= William E. West Sr. =

American painter

William E. West Sr. (1922–2014) was an American painter. Born in Pittsburgh, Pennsylvania in 1922, West moved to Buffalo, New York in 1927. His art career spanned for about 70 years.

==Life and Family==

In his early life West was encouraged by his mother to pursue his artistic interests. He was the youngest of seven siblings, born in 1922. A year after his birth he was adopted by his Aunt and later they moved to Buffalo in 1926. He spent the majority of his life living in the East Side of Buffalo.

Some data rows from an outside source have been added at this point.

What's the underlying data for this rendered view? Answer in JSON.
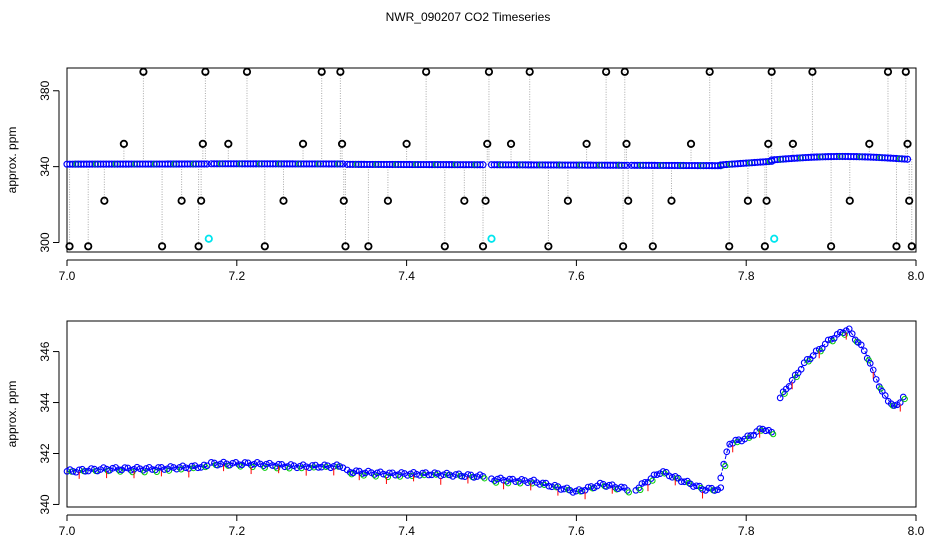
{
  "title": "NWR_090207  CO2 Timeseries",
  "colors": {
    "outlier": "#000000",
    "main": "#0000ff",
    "secondary": "#00cc00",
    "flag": "#ff0000",
    "highlight": "#00e5ee",
    "guide": "#aaaaaa"
  },
  "chart_data": [
    {
      "type": "scatter",
      "ylabel": "approx. ppm",
      "xlim": [
        7.0,
        8.0
      ],
      "ylim": [
        295,
        392
      ],
      "xticks": [
        "7.0",
        "7.2",
        "7.4",
        "7.6",
        "7.8",
        "8.0"
      ],
      "yticks": [
        "300",
        "340",
        "380"
      ],
      "main_series": {
        "note": "",
        "segments": [
          {
            "x": [
              7.0,
              7.165
            ],
            "y": [
              341.3,
              341.4
            ]
          },
          {
            "x": [
              7.17,
              7.325
            ],
            "y": [
              341.5,
              341.4
            ]
          },
          {
            "x": [
              7.33,
              7.49
            ],
            "y": [
              341.2,
              341.0
            ]
          },
          {
            "x": [
              7.5,
              7.66
            ],
            "y": [
              341.0,
              340.7
            ]
          },
          {
            "x": [
              7.665,
              7.77
            ],
            "y": [
              340.7,
              340.5
            ]
          },
          {
            "x": [
              7.77,
              7.83
            ],
            "y": [
              340.9,
              342.8
            ]
          },
          {
            "x": [
              7.83,
              7.99
            ],
            "y": [
              343.5,
              344.0
            ]
          }
        ]
      },
      "outliers": [
        {
          "x": 7.003,
          "y": 298.0
        },
        {
          "x": 7.025,
          "y": 298.0
        },
        {
          "x": 7.044,
          "y": 322.0
        },
        {
          "x": 7.067,
          "y": 352.0
        },
        {
          "x": 7.09,
          "y": 390.0
        },
        {
          "x": 7.112,
          "y": 298.0
        },
        {
          "x": 7.135,
          "y": 322.0
        },
        {
          "x": 7.155,
          "y": 298.0
        },
        {
          "x": 7.158,
          "y": 322.0
        },
        {
          "x": 7.16,
          "y": 352.0
        },
        {
          "x": 7.163,
          "y": 390.0
        },
        {
          "x": 7.19,
          "y": 352.0
        },
        {
          "x": 7.212,
          "y": 390.0
        },
        {
          "x": 7.233,
          "y": 298.0
        },
        {
          "x": 7.255,
          "y": 322.0
        },
        {
          "x": 7.278,
          "y": 352.0
        },
        {
          "x": 7.3,
          "y": 390.0
        },
        {
          "x": 7.322,
          "y": 390.0
        },
        {
          "x": 7.324,
          "y": 352.0
        },
        {
          "x": 7.326,
          "y": 322.0
        },
        {
          "x": 7.328,
          "y": 298.0
        },
        {
          "x": 7.355,
          "y": 298.0
        },
        {
          "x": 7.378,
          "y": 322.0
        },
        {
          "x": 7.4,
          "y": 352.0
        },
        {
          "x": 7.423,
          "y": 390.0
        },
        {
          "x": 7.445,
          "y": 298.0
        },
        {
          "x": 7.468,
          "y": 322.0
        },
        {
          "x": 7.49,
          "y": 298.0
        },
        {
          "x": 7.493,
          "y": 322.0
        },
        {
          "x": 7.495,
          "y": 352.0
        },
        {
          "x": 7.497,
          "y": 390.0
        },
        {
          "x": 7.523,
          "y": 352.0
        },
        {
          "x": 7.545,
          "y": 390.0
        },
        {
          "x": 7.567,
          "y": 298.0
        },
        {
          "x": 7.59,
          "y": 322.0
        },
        {
          "x": 7.612,
          "y": 352.0
        },
        {
          "x": 7.635,
          "y": 390.0
        },
        {
          "x": 7.655,
          "y": 298.0
        },
        {
          "x": 7.657,
          "y": 390.0
        },
        {
          "x": 7.659,
          "y": 352.0
        },
        {
          "x": 7.661,
          "y": 322.0
        },
        {
          "x": 7.69,
          "y": 298.0
        },
        {
          "x": 7.712,
          "y": 322.0
        },
        {
          "x": 7.735,
          "y": 352.0
        },
        {
          "x": 7.757,
          "y": 390.0
        },
        {
          "x": 7.78,
          "y": 298.0
        },
        {
          "x": 7.802,
          "y": 322.0
        },
        {
          "x": 7.822,
          "y": 298.0
        },
        {
          "x": 7.824,
          "y": 322.0
        },
        {
          "x": 7.826,
          "y": 352.0
        },
        {
          "x": 7.83,
          "y": 390.0
        },
        {
          "x": 7.855,
          "y": 352.0
        },
        {
          "x": 7.878,
          "y": 390.0
        },
        {
          "x": 7.9,
          "y": 298.0
        },
        {
          "x": 7.922,
          "y": 322.0
        },
        {
          "x": 7.945,
          "y": 352.0
        },
        {
          "x": 7.967,
          "y": 390.0
        },
        {
          "x": 7.977,
          "y": 298.0
        },
        {
          "x": 7.988,
          "y": 390.0
        },
        {
          "x": 7.99,
          "y": 352.0
        },
        {
          "x": 7.992,
          "y": 322.0
        },
        {
          "x": 7.995,
          "y": 298.0
        }
      ],
      "highlights": [
        {
          "x": 7.167,
          "y": 302.0
        },
        {
          "x": 7.5,
          "y": 302.0
        },
        {
          "x": 7.833,
          "y": 302.0
        }
      ]
    },
    {
      "type": "line",
      "ylabel": "approx. ppm",
      "xlim": [
        7.0,
        8.0
      ],
      "ylim": [
        339.9,
        347.2
      ],
      "xticks": [
        "7.0",
        "7.2",
        "7.4",
        "7.6",
        "7.8",
        "8.0"
      ],
      "yticks": [
        "340",
        "342",
        "344",
        "346"
      ],
      "segments": [
        {
          "x": [
            7.0,
            7.05,
            7.1,
            7.165
          ],
          "y": [
            341.3,
            341.4,
            341.4,
            341.5
          ]
        },
        {
          "x": [
            7.17,
            7.22,
            7.27,
            7.325
          ],
          "y": [
            341.6,
            341.6,
            341.5,
            341.5
          ]
        },
        {
          "x": [
            7.33,
            7.38,
            7.43,
            7.49
          ],
          "y": [
            341.3,
            341.2,
            341.2,
            341.1
          ]
        },
        {
          "x": [
            7.5,
            7.55,
            7.6,
            7.63,
            7.66
          ],
          "y": [
            341.0,
            340.9,
            340.5,
            340.8,
            340.6
          ]
        },
        {
          "x": [
            7.67,
            7.7,
            7.72,
            7.75,
            7.77
          ],
          "y": [
            340.6,
            341.3,
            341.0,
            340.6,
            340.6
          ]
        },
        {
          "x": [
            7.77,
            7.78,
            7.8,
            7.82,
            7.83
          ],
          "y": [
            341.1,
            342.4,
            342.6,
            343.0,
            342.8
          ]
        },
        {
          "x": [
            7.84,
            7.87,
            7.9,
            7.92,
            7.94,
            7.96,
            7.975,
            7.985
          ],
          "y": [
            344.2,
            345.6,
            346.5,
            346.9,
            346.0,
            344.4,
            343.8,
            344.2
          ]
        }
      ]
    }
  ]
}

When he returned from World War II in 1946, he attended art school and worked under many well-known artists including Charles E. Burtchfield and Robert Blair. The schools he attended during his studies were the Albright Art School and after that the Art Institute of Buffalo. He held two jobs as a community organizer and a postal worker in addition to his budding art career. West also had four children and a wife named Geraldine Summers.

==Artwork==

The subject matter of his art ranged from buildings both demolished and under construction, to a series inspired by the women in his life who were dressmakers. His most notable artworks were his landscapes, which served as tributes to the architectural past of the city of Buffalo. West never considered himself to be a professional artist, stating in an interview that "...art continued to be something I pursued without an ambition to be a commercial artist or wanting to make money off of it. I just wanted to paint."

==Death==

West died in 2014 of congestive heart failure. Many buildings and an art gallery have his work in their permanent collection, one of which is the Burchfield Penney Art Center.